More troops were stationed on the south side of the city, which has been in rebel hands since a failed coup attempt Sept. 19. "We are ready to intervene at any moment," French Lt. Col. Ange-Antoine Leccia said by telephone from Bouake.
With French troops' entry, the city was calm overnight and there were no immediate plans to evacuate the hundreds of American, French and other European nationals still holed up there.
The French army was assessing Westerners' security and living conditions in Bouake, Leccia said.
About 20,000 French and thousands of other Westerners live in Ivory Coast, the economic power house of former French West Africa. The total number of Americans in the once-stable nation is in the low thousands.
Around 200 U.S. soldiers, mostly special forces, touched down in Yamoussoukro's airport in C-130s Wednesday on a mission to safeguard Americans.
Britain also sent a handful of soldiers to the country to work with embassy staff on plans to evacuate its 11 nationals from Bouake if necessary.
"Everybody wants out, and they are looking forward to getting to Abidjan safely," said a senior British embassy official in Yamoussoukro.
In Yamossoukro Thursday, about 20 American teens, young children and teachers rescued from the Bouake mission took off for neighboring Ghana in a U.S. C-130 cargo plane under military guard, the first U.S. evacuees amid the week-old uprising.

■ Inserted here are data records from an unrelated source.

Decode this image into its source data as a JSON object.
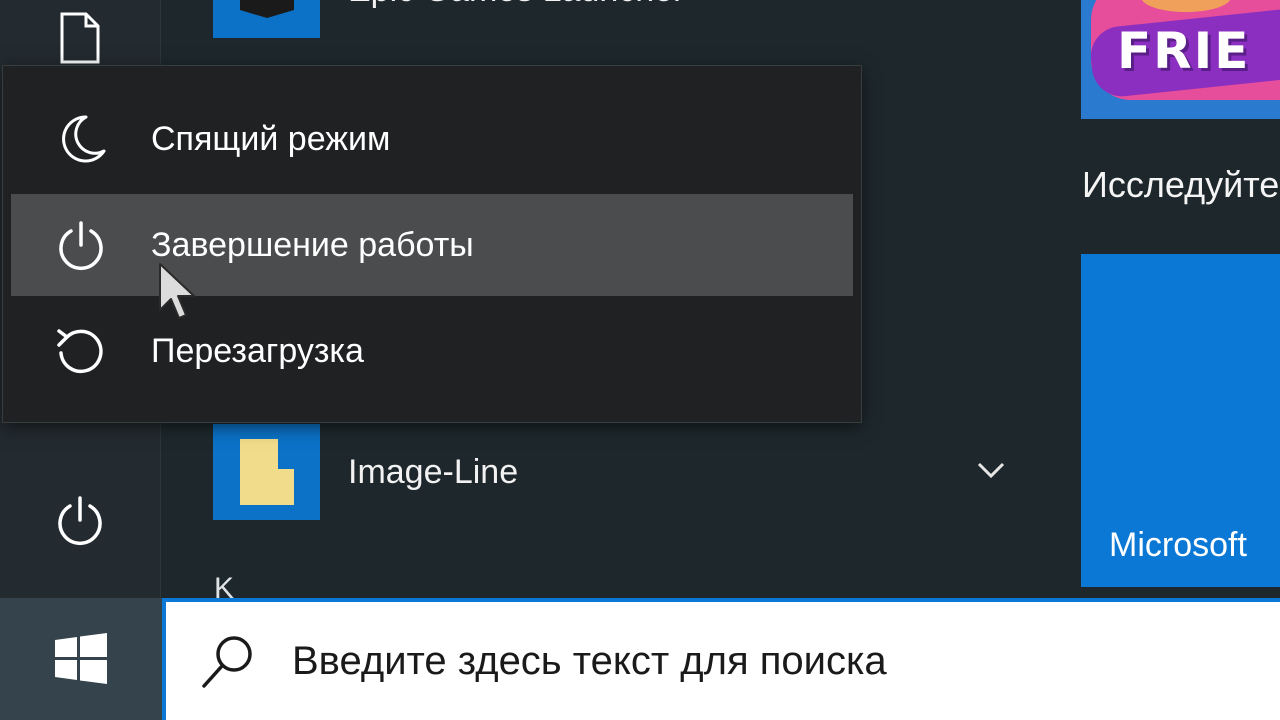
{
  "power_menu": {
    "items": [
      {
        "label": "Спящий режим",
        "icon": "moon-icon"
      },
      {
        "label": "Завершение работы",
        "icon": "power-icon",
        "hovered": true
      },
      {
        "label": "Перезагрузка",
        "icon": "restart-icon"
      }
    ]
  },
  "app_list": {
    "top_app": "Epic Games Launcher",
    "items": [
      {
        "label": "Image-Line",
        "icon": "folder-icon",
        "expandable": true
      }
    ],
    "section_letter": "K"
  },
  "tiles": {
    "top_tile_text": "FRIE",
    "section_header": "Исследуйте",
    "microsoft_tile_label": "Microsoft"
  },
  "left_rail": {
    "items": [
      "document-icon",
      "power-icon"
    ]
  },
  "taskbar": {
    "start_icon": "windows-logo-icon",
    "search_placeholder": "Введите здесь текст для поиска"
  },
  "colors": {
    "accent": "#0a78d4",
    "menu_bg": "#1f2123",
    "hover_bg": "#4a4c4e"
  }
}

Others waited for their next move at a weed-overgrown church compound, a U.S. humvee parked nearby, and soldiers escorting teens in baseball caps and T-shirts as they moved about the campus.
"They're fine. No one is hurt," school security officer Mike Coustineau told The Associated Press at Yamoussoukro.
"We were hunkered down for seven days waiting for help — then the French came in at 10 o'clock yesterday," Coustineau said. "We were very delighted to see them."
Rebels still control Bouake, in the center of the country, and the northern city of Korhogo. In both cities, residents are hunkering down in their homes, shops are shut and the prices of food and fuel have skyrocketed.
In Korhogo, an opposition stronghold, rebels cruised the streets in commandeered vehicles overnight, firing into the air.
The insurgents have found a degree of support in Ivory Coast's north, whose people complain of being treated as second-class citizens by the southern-based government. Northerners are predominantly Muslim, and of different ethnic groups than the largely Christian southerners.
Unrest since the once-stable country's first-ever coup in 1999 has unleashed ethnic, regional, political and religious hostilities, sparking violence that has killed hundreds.
Also vulnerable in the conflict are the hundreds of thousands of guest workers from neighboring Muslim countries.